Abgesehen von diesem unglücklichem Umstand war das Kollegium jedoch immer darauf bedacht mir so oft wie möglich die Möglichkeit zu geben, mit Kleingruppen zu arbeiten, um mich aktiv einzubringen. Gegen Ende des Praktikums bekam ich sogar eine feste Nachhilfeschülerin aus Klasse 10, die ich jeden Freitag eine Stunde unterrichtete. Eigentlich wäre der Job sogar bezahlt gewesen, da mir jedoch der grüne Badge fehlte, klappte das natürlich nicht und so entschied ich mich ihr freiwillig Nachhilfe zu geben. Alles in allem war das Praktikum eine tolle Erfahrung, ich habe das englische Schulsystem kennengelernt, durfte mich im Unterricht einbringen, diesen auch in Einzelstunden selbst gestalten und konnte tolle Menschen kennenlernen. Ein Schulpraktikum im Ausland kann ich jedem Studenten des Lehramts nur wärmstens empfehlen, um eine andere Perspektive einzunehmen, sich weiterzuentwickeln und den eigenen Horizont auf didaktischer und persönlicher, sowie kultureller Ebene zu erweitern.

Unterkunft
Leider gab es an der OVA keinen verfügbaren Host für mich, weshalb ich auf der Website https://www.spareroom.co.uk/ nach einem Zimmer gesucht habe, welche mir netter Weise von dem Head of MFL während unseres Email-Kontakts im Vorfeld empfohlen wurde. Dort werden viele Zimmer vornehmlich an Studenten vermietet, die natürlich einen längeren Aufenthalt hatten als ich, aber wenn man dran bleibt, findet man dort auch ein Zimmer für einen etwas kürzeren Aufenthalt als ein Semester. Ich entschied mich für ein möbliertes Zimmer, welches ca. 15 Minuten Fußweg von der Schule gelegen war. In dem Haus wohnten noch 5 andere junge Menschen zwischen 25-35 Jahren, die alle aus England kamen und in Norwich arbeiteten. Dadurch konnte ich direkt Kontakte knüpfen und habe mich nicht einsam gefühlt.

Norwich
Norwich ist eine sehr historische und schöne kleine Stadt nordöstlich von London, die mit ihrem historischen Charme punkten kann. Es gibt unzählige alte Gebäude und so findet man Kathedralen, historische Bauten und alte Stadtmauern soweit das Auge reicht.

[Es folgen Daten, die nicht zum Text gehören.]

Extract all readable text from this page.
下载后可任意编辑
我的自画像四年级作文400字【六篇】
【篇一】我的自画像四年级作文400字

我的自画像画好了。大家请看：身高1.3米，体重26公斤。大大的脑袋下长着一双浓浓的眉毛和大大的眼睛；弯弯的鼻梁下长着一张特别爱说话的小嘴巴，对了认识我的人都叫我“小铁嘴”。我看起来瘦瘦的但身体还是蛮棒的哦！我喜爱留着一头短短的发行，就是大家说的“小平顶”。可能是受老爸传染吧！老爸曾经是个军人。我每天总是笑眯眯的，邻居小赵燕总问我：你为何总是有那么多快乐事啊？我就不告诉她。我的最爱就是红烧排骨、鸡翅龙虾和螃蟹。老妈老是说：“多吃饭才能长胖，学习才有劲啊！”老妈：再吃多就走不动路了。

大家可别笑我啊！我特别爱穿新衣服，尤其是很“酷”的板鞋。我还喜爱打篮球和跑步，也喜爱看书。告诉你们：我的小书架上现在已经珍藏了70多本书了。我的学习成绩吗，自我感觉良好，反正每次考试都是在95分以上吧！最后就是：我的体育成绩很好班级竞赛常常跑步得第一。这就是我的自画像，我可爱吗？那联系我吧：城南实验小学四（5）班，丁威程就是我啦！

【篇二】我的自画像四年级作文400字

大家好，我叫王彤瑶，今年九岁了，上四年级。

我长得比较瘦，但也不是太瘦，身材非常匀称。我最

Vieles ist fußläufig erreichbar, aber es fahren natürlich auch Busse überall hin. Von Costessey z.B. (wo ich wohnte und arbeitete) kostet ein Bus Ticket ca. £ 2.70 in die Innenstadt. Dort gibt es alle Möglichkeiten zu Shoppen, die das Herz begehrt. Es gibt dort auch ein Kino namens “Vue“, welches für unschlagbare £ 4.99 Kinotickets verkauft, was wirklich günstig ist. Gegenüber vom Kino befindet sich das Norwich Castle, welches seit Jahren ein Museum ist. Dieses hat allerdings nicht ganz so viel zu bieten und ist dafür mit £ 9.90 pro Person ziemlich teuer. Daher empfehle ich jedem, der das Museum besuchen möchte das Twilight Ticket für £ 2.00 zu kaufen, welches man eine Stunde vor Schluss erwerben kann und was vollkommen ausreicht, um sich alles einmal anzusehen. Was in England, oder speziell in Norwich auch super ist, ist die Auswahl an veganen Lebensmitteln und Speisen im Supermarkt und in den Restaurants. Es gibt eigentlich überall eine vegane Option, das ist in den Pubs und Restaurants ganz normal und daher macht es Spaß Essen zu gehen und alles ausprobieren zu können und zwar von der Vorspeise bis zum Dessert. Meist ist die Option sogar ganz selbstverständlich auf der Speisekarte gekennzeichnet, sodass man nicht überlegen muss, wo man als VeganerIn essen geht, da es eigentlich immer passende Optionen gibt.